Yargıtay Kararı 21. Hukuk Dairesi 2015/16488 E. 2016/1561 K. 09.02.2016 T.

YARGITAY KARARI
DAİRE : 21. Hukuk Dairesi
ESAS NO : 2015/16488
KARAR NO : 2016/1561
KARAR TARİHİ : 09.02.2016

Davacılar, murisinin iş kazası sonucu ölümünden doğan manevi tazminatın ödetilmesine karar verilmesini istemiştir.
Mahkeme ilamında belirtildiği şekilde, isteğin kısmen kabulüne karar vermiştir.
Hükmün davacı Y.. E.. ve davalı Çalışma Ve Sosyal Güvenlik Bakanlığı vekillerince temyiz edilmesi üzerine temyiz isteğinin süresinde olduğu anlaşıldıktan ve Tetkik Hakimi tarafından düzenlenen raporla dosyadaki kağıtlar okunduktan sonra işin gereği düşünüldü ve aşağıdaki karar tesbit edildi.

K A R A R

1-Dosyadaki yazılara, kararın dayandığı delillere, kanuni gerektirici nedenlere göre davacı ‘ın tüm, davalı Bakanlığı’nın aşağıdaki bendin kapsamı dışında kalan sair temyiz itirazlarının reddine,
2-Dava, sigortalının iş kazasından sürekli vefatı nedeniyle yakınlarının manevi zararlarının giderilmesi istemine ilişkindir.
Mahkemece; davalılar İ.B. B. ve yönünden davanın reddine, davacı eş yararına 40.000,00 TL, davacı çocuklar yararına ayrı ayrı 15.000,00 TL manevi tazminatların kaza tarihi olan 16.04.2011 tarihinden itibaren işleyecek yasal faizi ile davalılar . Şti.’den müştereken ve müteselsilen alınarak davacılara ödenmesine, fazlaya ilişkin istemin reddine karar verilmiştir.
Anayasa’nın 141. maddesinde vurgulandığı ve HMK’nun 297 ve 298. maddelerinde de açıklandığı üzere, mahkeme kararları iddia, savunma ve tarafların anlaştıkları ve anlaşamadıkları hususların, ihtilaflı konular hakkındaki delillerin tartışılması, ret ve üstün tutulma sebepleri, sabit görülen vakıaların neler olduğu ve bunlardan çıkan sonuçlar ile hukuki sebepler gösterilerek gerekçeli biçimde yazılmalıdır. HMK’nun 297/2. maddesinde de taleplerin her biri hakkında verilen hükümle, taraflara yüklenen borç ve tanınan hakların açık, şüphe ve tereddüt uyandırmayacak şekilde gösterilmesi gerektiği açıkça belirtilmiştir. Mahkeme, davacının dilekçesinde yazılı olan tüm talepleri ile ilgili olumlu veya olumsuz bir karar vererek, bu konulardaki uyuşmazlığı sona erdirmelidir.

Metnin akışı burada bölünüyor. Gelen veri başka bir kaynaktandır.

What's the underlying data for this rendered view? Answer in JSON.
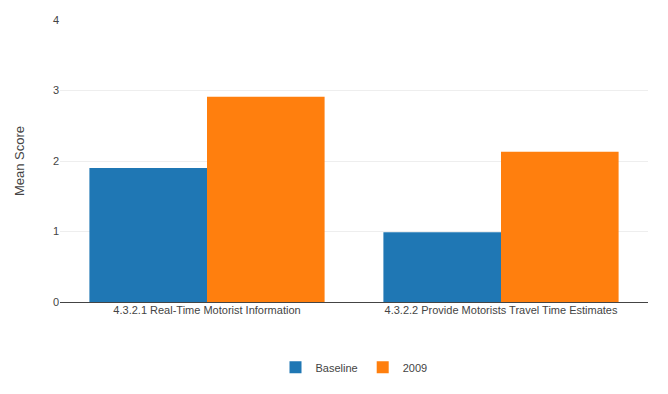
{
  "chart_data": {
    "type": "bar",
    "categories": [
      "4.3.2.1 Real-Time Motorist Information",
      "4.3.2.2 Provide Motorists Travel Time Estimates"
    ],
    "series": [
      {
        "name": "Baseline",
        "values": [
          1.9,
          0.99
        ]
      },
      {
        "name": "2009",
        "values": [
          2.91,
          2.13
        ]
      }
    ],
    "ylabel": "Mean Score",
    "ylim": [
      0,
      4
    ],
    "yticks": [
      0,
      1,
      2,
      3,
      4
    ],
    "grid": true,
    "legend": "bottom"
  }
}
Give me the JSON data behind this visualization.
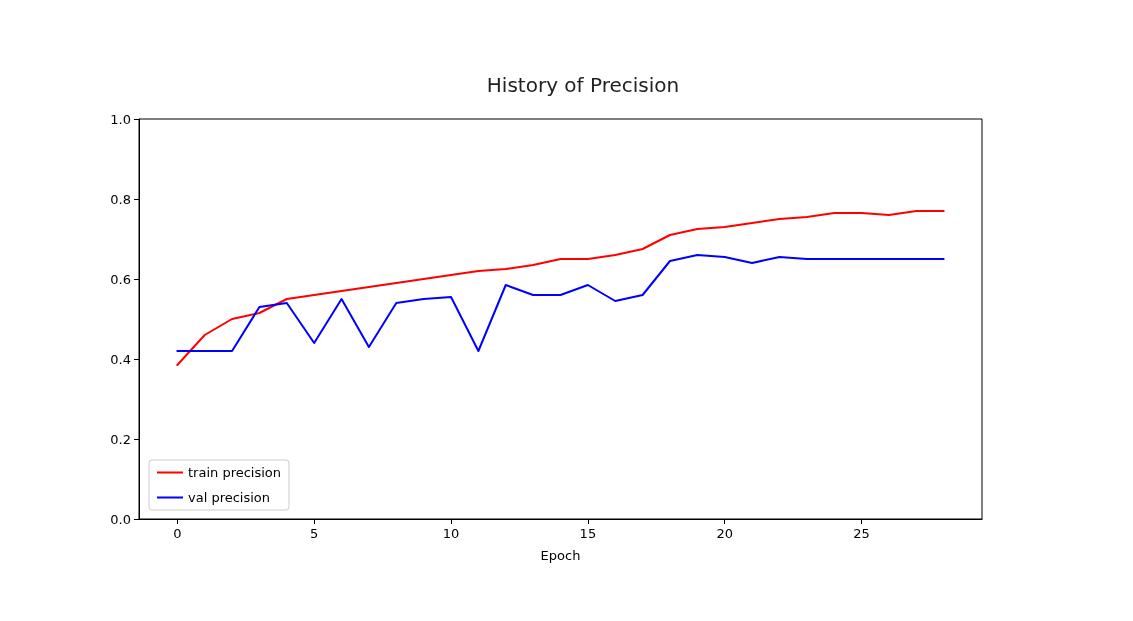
{
  "chart_data": {
    "type": "line",
    "title": "History of Precision",
    "xlabel": "Epoch",
    "x": [
      0,
      1,
      2,
      3,
      4,
      5,
      6,
      7,
      8,
      9,
      10,
      11,
      12,
      13,
      14,
      15,
      16,
      17,
      18,
      19,
      20,
      21,
      22,
      23,
      24,
      25,
      26,
      27,
      28
    ],
    "series": [
      {
        "name": "train precision",
        "color": "#ff0000",
        "values": [
          0.385,
          0.46,
          0.5,
          0.515,
          0.55,
          0.56,
          0.57,
          0.58,
          0.59,
          0.6,
          0.61,
          0.62,
          0.625,
          0.635,
          0.65,
          0.65,
          0.66,
          0.675,
          0.71,
          0.725,
          0.73,
          0.74,
          0.75,
          0.755,
          0.765,
          0.765,
          0.76,
          0.77,
          0.77
        ]
      },
      {
        "name": "val precision",
        "color": "#0000ff",
        "values": [
          0.42,
          0.42,
          0.42,
          0.53,
          0.54,
          0.44,
          0.55,
          0.43,
          0.54,
          0.55,
          0.555,
          0.42,
          0.585,
          0.56,
          0.56,
          0.585,
          0.545,
          0.56,
          0.645,
          0.66,
          0.655,
          0.64,
          0.655,
          0.65,
          0.65,
          0.65,
          0.65,
          0.65,
          0.65
        ]
      }
    ],
    "xlim": [
      -1.4,
      29.4
    ],
    "xticks": [
      0,
      5,
      10,
      15,
      20,
      25
    ],
    "ylim": [
      0,
      1
    ],
    "yticks": [
      {
        "value": 0,
        "label": "0.0"
      },
      0.2,
      0.4,
      0.6,
      0.8,
      {
        "value": 1,
        "label": "1.0"
      }
    ],
    "grid": false,
    "legend": "bottom left",
    "marker": "none",
    "line_style": "solid"
  }
}
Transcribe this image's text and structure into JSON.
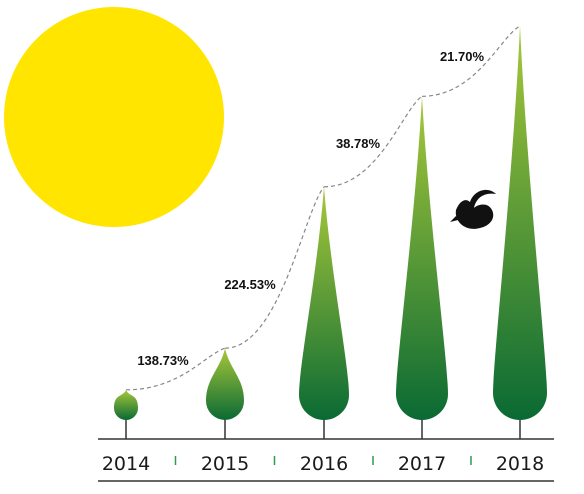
{
  "chart_data": {
    "type": "bar",
    "categories": [
      "2014",
      "2015",
      "2016",
      "2017",
      "2018"
    ],
    "series": [
      {
        "values": [
          1.0,
          2.38,
          7.73,
          10.73,
          13.06
        ]
      }
    ],
    "growth_labels": [
      "138.73%",
      "224.53%",
      "38.78%",
      "21.70%"
    ],
    "title": "",
    "xlabel": "",
    "ylabel": ""
  },
  "colors": {
    "sun": "#ffe500",
    "tree_top": "#a8c83a",
    "tree_bottom": "#0a6a34",
    "bird": "#111111",
    "axis": "#333333",
    "separator_tick": "#2e9d4a",
    "trend_line": "#888888"
  },
  "icons": {
    "sun": "sun-icon",
    "bird": "bird-icon"
  }
}
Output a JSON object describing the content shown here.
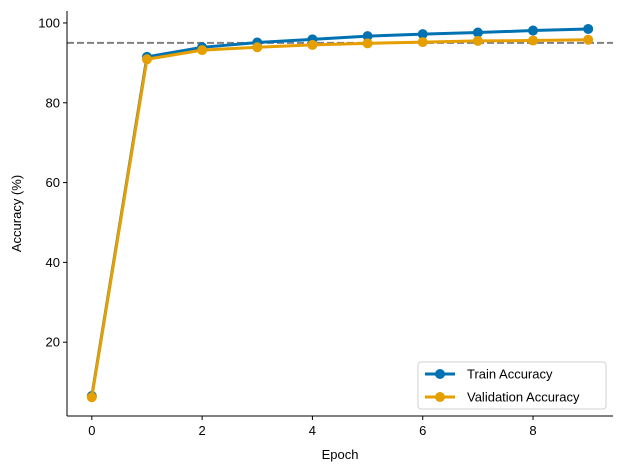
{
  "chart_data": {
    "type": "line",
    "title": "",
    "xlabel": "Epoch",
    "ylabel": "Accuracy (%)",
    "x": [
      0,
      1,
      2,
      3,
      4,
      5,
      6,
      7,
      8,
      9
    ],
    "xlim": [
      -0.45,
      9.45
    ],
    "ylim": [
      1.5,
      103
    ],
    "xticks": [
      0,
      2,
      4,
      6,
      8
    ],
    "yticks": [
      20,
      40,
      60,
      80,
      100
    ],
    "grid": false,
    "legend_position": "lower-right",
    "reference_line": {
      "y": 95,
      "style": "dashed",
      "color": "#808080"
    },
    "series": [
      {
        "name": "Train Accuracy",
        "color": "#0072B2",
        "values": [
          6.5,
          91.5,
          93.9,
          95.1,
          95.9,
          96.7,
          97.2,
          97.6,
          98.1,
          98.5
        ]
      },
      {
        "name": "Validation Accuracy",
        "color": "#E69F00",
        "values": [
          6.2,
          90.9,
          93.2,
          93.9,
          94.5,
          94.9,
          95.2,
          95.5,
          95.6,
          95.8
        ]
      }
    ]
  }
}
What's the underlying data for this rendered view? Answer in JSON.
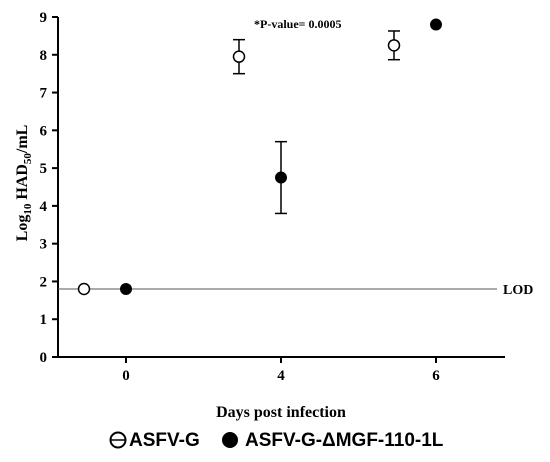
{
  "chart_data": {
    "type": "scatter",
    "title": "",
    "ylabel_main": "Log",
    "ylabel_sub": "10",
    "ylabel_mid": " HAD",
    "ylabel_sub2": "50",
    "ylabel_end": "/mL",
    "xlabel": "Days post infection",
    "ylim": [
      0,
      9
    ],
    "yticks": [
      "0",
      "1",
      "2",
      "3",
      "4",
      "5",
      "6",
      "7",
      "8",
      "9"
    ],
    "xticks": [
      "0",
      "4",
      "6"
    ],
    "annotation": "*P-value= 0.0005",
    "lod": {
      "value": 1.8,
      "label": "LOD"
    },
    "series": [
      {
        "name": "ASFV-G",
        "marker": "open-circle",
        "points": [
          {
            "x": "0",
            "y": 1.8,
            "err": 0
          },
          {
            "x": "4",
            "y": 7.95,
            "err": 0.45
          },
          {
            "x": "6",
            "y": 8.25,
            "err": 0.38
          }
        ]
      },
      {
        "name": "ASFV-G-ΔMGF-110-1L",
        "marker": "filled-circle",
        "points": [
          {
            "x": "0",
            "y": 1.8,
            "err": 0
          },
          {
            "x": "4",
            "y": 4.75,
            "err": 0.95
          },
          {
            "x": "6",
            "y": 8.8,
            "err": 0
          }
        ]
      }
    ],
    "grid": false,
    "legend_position": "bottom"
  }
}
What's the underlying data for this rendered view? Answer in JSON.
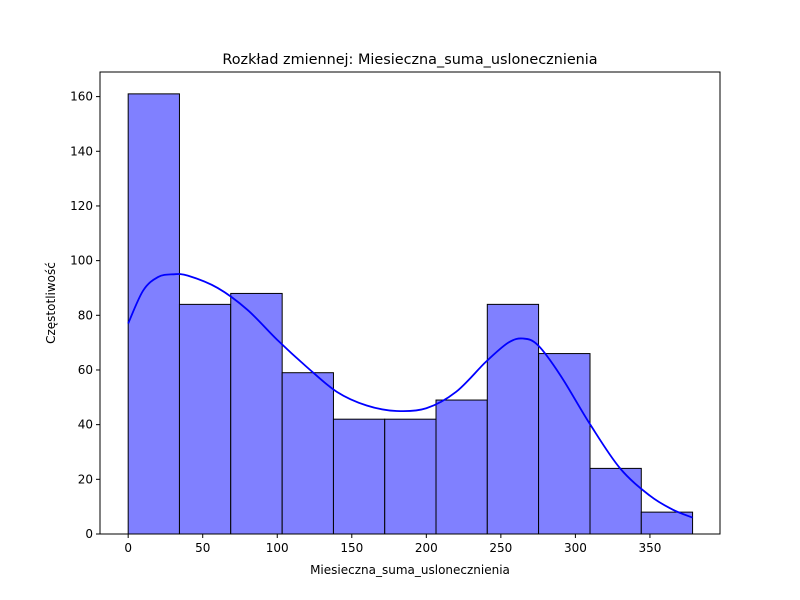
{
  "chart_data": {
    "type": "bar",
    "title": "Rozkład zmiennej: Miesieczna_suma_uslonecznienia",
    "xlabel": "Miesieczna_suma_uslonecznienia",
    "ylabel": "Częstotliwość",
    "xlim": [
      -18.9,
      397.0
    ],
    "ylim": [
      0,
      169
    ],
    "xticks": [
      0,
      50,
      100,
      150,
      200,
      250,
      300,
      350
    ],
    "yticks": [
      0,
      20,
      40,
      60,
      80,
      100,
      120,
      140,
      160
    ],
    "bins": [
      {
        "x0": 0.0,
        "x1": 34.4,
        "count": 161
      },
      {
        "x0": 34.4,
        "x1": 68.8,
        "count": 84
      },
      {
        "x0": 68.8,
        "x1": 103.3,
        "count": 88
      },
      {
        "x0": 103.3,
        "x1": 137.7,
        "count": 59
      },
      {
        "x0": 137.7,
        "x1": 172.1,
        "count": 42
      },
      {
        "x0": 172.1,
        "x1": 206.5,
        "count": 42
      },
      {
        "x0": 206.5,
        "x1": 240.9,
        "count": 49
      },
      {
        "x0": 240.9,
        "x1": 275.3,
        "count": 84
      },
      {
        "x0": 275.3,
        "x1": 309.8,
        "count": 66
      },
      {
        "x0": 309.8,
        "x1": 344.2,
        "count": 24
      },
      {
        "x0": 344.2,
        "x1": 378.6,
        "count": 8
      }
    ],
    "kde": {
      "x": [
        0,
        10,
        20,
        30,
        40,
        60,
        80,
        100,
        120,
        140,
        160,
        180,
        200,
        220,
        240,
        255,
        265,
        275,
        290,
        310,
        330,
        350,
        365,
        378.6
      ],
      "y": [
        77,
        89,
        94,
        95,
        94.5,
        90,
        82,
        71,
        61,
        52,
        47,
        45,
        46,
        52,
        63,
        70,
        71.5,
        69,
        58,
        40,
        24,
        14,
        9,
        6
      ]
    },
    "bar_fill": "#8080ff",
    "bar_edge": "#000000",
    "kde_color": "#0000ff",
    "grid": false,
    "legend": "none"
  }
}
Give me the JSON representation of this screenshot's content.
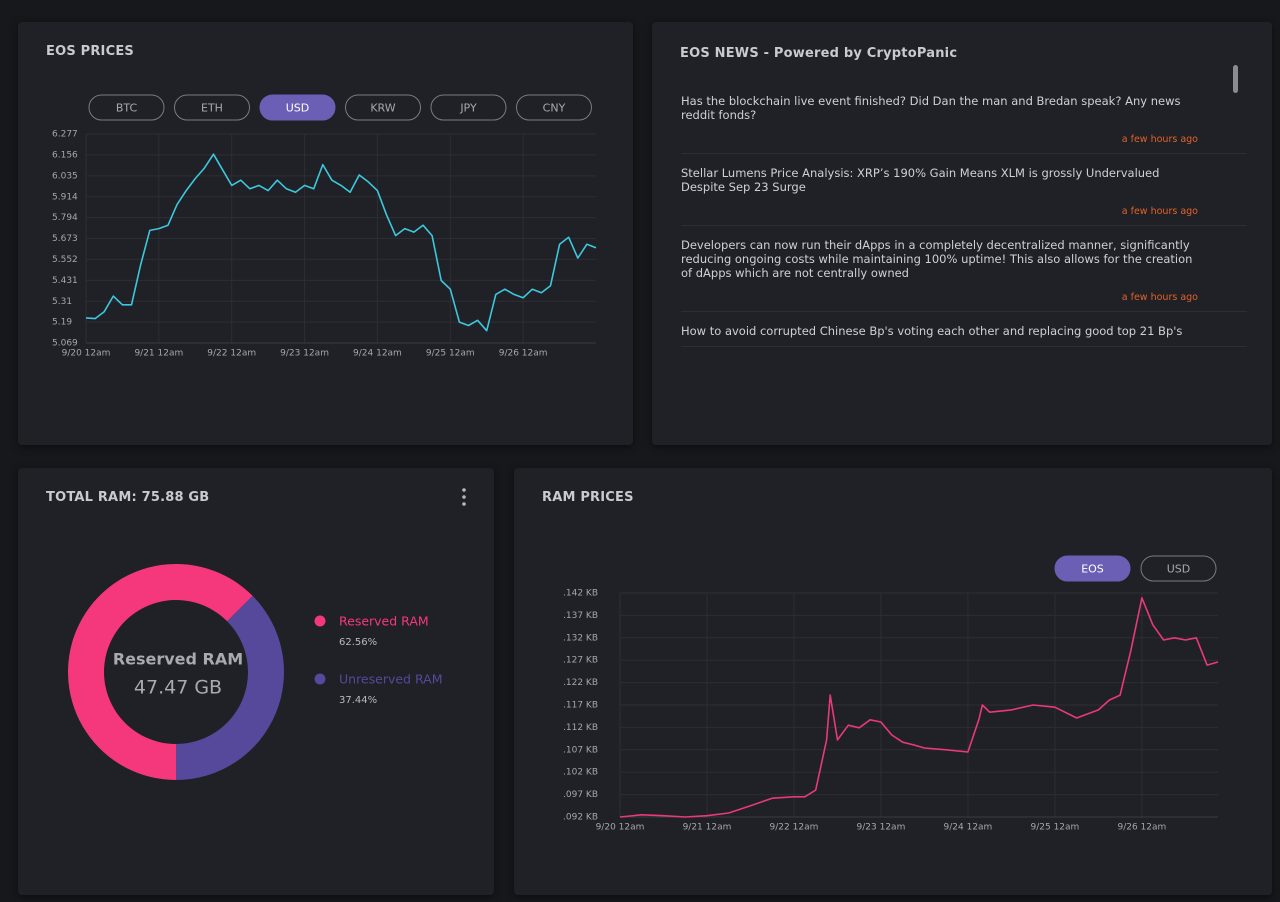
{
  "chart_data": [
    {
      "type": "line",
      "title": "EOS PRICES",
      "buttons": [
        "BTC",
        "ETH",
        "USD",
        "KRW",
        "JPY",
        "CNY"
      ],
      "selected_button": 2,
      "color": "#3cc8de",
      "x": [
        0,
        3,
        6,
        9,
        12,
        15,
        18,
        21,
        24,
        27,
        30,
        33,
        36,
        39,
        42,
        45,
        48,
        51,
        54,
        57,
        60,
        63,
        66,
        69,
        72,
        75,
        78,
        81,
        84,
        87,
        90,
        93,
        96,
        99,
        102,
        105,
        108,
        111,
        114,
        117,
        120,
        123,
        126,
        129,
        132,
        135,
        138,
        141,
        144,
        147,
        150,
        153,
        156,
        159,
        162,
        165,
        168
      ],
      "values": [
        5.214,
        5.21,
        5.25,
        5.34,
        5.29,
        5.29,
        5.52,
        5.72,
        5.73,
        5.75,
        5.87,
        5.95,
        6.02,
        6.08,
        6.16,
        6.07,
        5.98,
        6.01,
        5.96,
        5.98,
        5.95,
        6.01,
        5.96,
        5.94,
        5.98,
        5.96,
        6.1,
        6.01,
        5.98,
        5.94,
        6.04,
        6.0,
        5.95,
        5.81,
        5.69,
        5.73,
        5.71,
        5.75,
        5.69,
        5.43,
        5.38,
        5.19,
        5.17,
        5.2,
        5.14,
        5.35,
        5.38,
        5.35,
        5.33,
        5.38,
        5.36,
        5.4,
        5.64,
        5.68,
        5.56,
        5.64,
        5.62
      ],
      "xlim": [
        0,
        168
      ],
      "xticks": [
        {
          "value": 0,
          "label": "9/20 12am"
        },
        {
          "value": 24,
          "label": "9/21 12am"
        },
        {
          "value": 48,
          "label": "9/22 12am"
        },
        {
          "value": 72,
          "label": "9/23 12am"
        },
        {
          "value": 96,
          "label": "9/24 12am"
        },
        {
          "value": 120,
          "label": "9/25 12am"
        },
        {
          "value": 144,
          "label": "9/26 12am"
        }
      ],
      "ylim": [
        5.069,
        6.277
      ],
      "yticks": [
        5.069,
        5.19,
        5.31,
        5.431,
        5.552,
        5.673,
        5.794,
        5.914,
        6.035,
        6.156,
        6.277
      ],
      "grid": true
    },
    {
      "type": "pie",
      "title": "TOTAL RAM: 75.88 GB",
      "categories": [
        "Reserved RAM",
        "Unreserved RAM"
      ],
      "values": [
        62.56,
        37.44
      ],
      "value_labels": [
        "62.56%",
        "37.44%"
      ],
      "colors": [
        "#f5387b",
        "#56489a"
      ],
      "center_label": "Reserved RAM",
      "center_value": "47.47 GB"
    },
    {
      "type": "line",
      "title": "RAM PRICES",
      "buttons": [
        "EOS",
        "USD"
      ],
      "selected_button": 0,
      "color": "#e8397a",
      "x": [
        0,
        6,
        12,
        18,
        24,
        30,
        36,
        42,
        48,
        51,
        54,
        57,
        58,
        60,
        63,
        66,
        69,
        72,
        75,
        78,
        81,
        84,
        90,
        96,
        99,
        100,
        102,
        108,
        114,
        120,
        126,
        132,
        135,
        138,
        141,
        144,
        147,
        150,
        153,
        156,
        159,
        162,
        165
      ],
      "values": [
        0.092,
        0.0925,
        0.0923,
        0.092,
        0.0923,
        0.0929,
        0.0945,
        0.0962,
        0.0965,
        0.0965,
        0.098,
        0.1092,
        0.1192,
        0.1092,
        0.1125,
        0.1119,
        0.1137,
        0.1132,
        0.1103,
        0.1087,
        0.1081,
        0.1074,
        0.107,
        0.1065,
        0.1137,
        0.117,
        0.1154,
        0.1159,
        0.117,
        0.1165,
        0.1141,
        0.1159,
        0.1181,
        0.1192,
        0.1293,
        0.1409,
        0.1349,
        0.1315,
        0.132,
        0.1315,
        0.132,
        0.1259,
        0.1266
      ],
      "xlim": [
        0,
        165
      ],
      "xticks": [
        {
          "value": 0,
          "label": "9/20 12am"
        },
        {
          "value": 24,
          "label": "9/21 12am"
        },
        {
          "value": 48,
          "label": "9/22 12am"
        },
        {
          "value": 72,
          "label": "9/23 12am"
        },
        {
          "value": 96,
          "label": "9/24 12am"
        },
        {
          "value": 120,
          "label": "9/25 12am"
        },
        {
          "value": 144,
          "label": "9/26 12am"
        }
      ],
      "ylim": [
        0.092,
        0.142
      ],
      "yticks": [
        {
          "value": 0.092,
          "label": ".092 KB"
        },
        {
          "value": 0.097,
          "label": ".097 KB"
        },
        {
          "value": 0.102,
          "label": ".102 KB"
        },
        {
          "value": 0.107,
          "label": ".107 KB"
        },
        {
          "value": 0.112,
          "label": ".112 KB"
        },
        {
          "value": 0.117,
          "label": ".117 KB"
        },
        {
          "value": 0.122,
          "label": ".122 KB"
        },
        {
          "value": 0.127,
          "label": ".127 KB"
        },
        {
          "value": 0.132,
          "label": ".132 KB"
        },
        {
          "value": 0.137,
          "label": ".137 KB"
        },
        {
          "value": 0.142,
          "label": ".142 KB"
        }
      ],
      "grid": true
    }
  ],
  "news": {
    "title": "EOS NEWS - Powered by CryptoPanic",
    "items": [
      {
        "title": "Has the blockchain live event finished? Did Dan the man and Bredan speak? Any news reddit fonds?",
        "time": "a few hours ago"
      },
      {
        "title": "Stellar Lumens Price Analysis: XRP’s 190% Gain Means XLM is grossly Undervalued Despite Sep 23 Surge",
        "time": "a few hours ago"
      },
      {
        "title": "Developers can now run their dApps in a completely decentralized manner, significantly reducing ongoing costs while maintaining 100% uptime! This also allows for the creation of dApps which are not centrally owned",
        "time": "a few hours ago"
      },
      {
        "title": "How to avoid corrupted Chinese Bp's voting each other and replacing good top 21 Bp's"
      }
    ]
  }
}
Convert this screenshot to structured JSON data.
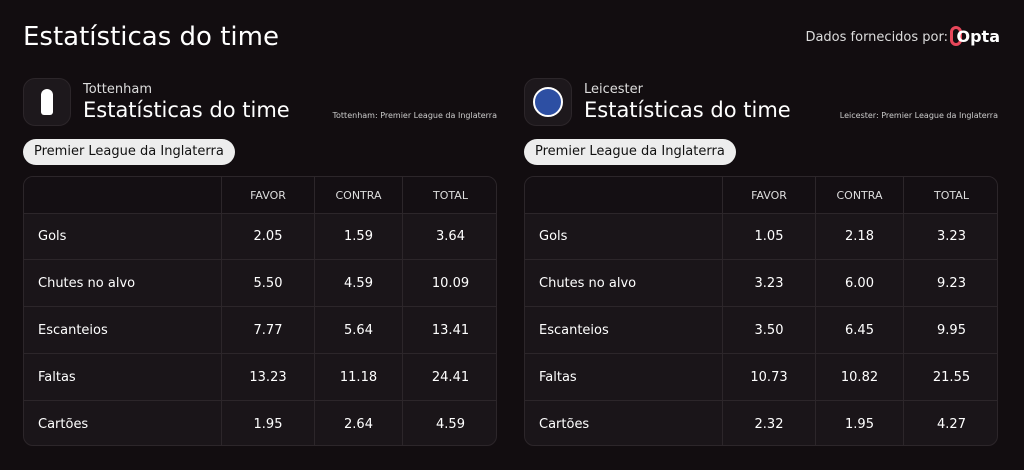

Somut olayda, davalı Çalışma ve Sosyal Güvenlik Bakanlığı yönünden olumlu veya olumsuz bir karar verilmemesi doğru olmamıştır.
Mahkemece, bu maddi ve hukuki olgular göz önünde tutulmaksızın, yazılı şekilde hüküm kurulması usul ve yasaya aykırı olup, bozmayı gerektirmiştir.
O halde, davalının bu yönleri amaçlayan temyiz itirazları kabul edilmeli ve hüküm bozulmalıdır.
SONUÇ: Hükmün yukarıda açıklanan nedenlerle BOZULMASINA, aşağıda yazılı temyiz harcının temyiz edenlerden davacı Y.. E..’a yükletilmesine
09.02.2016 gününde oybirliğiyle karar verildi.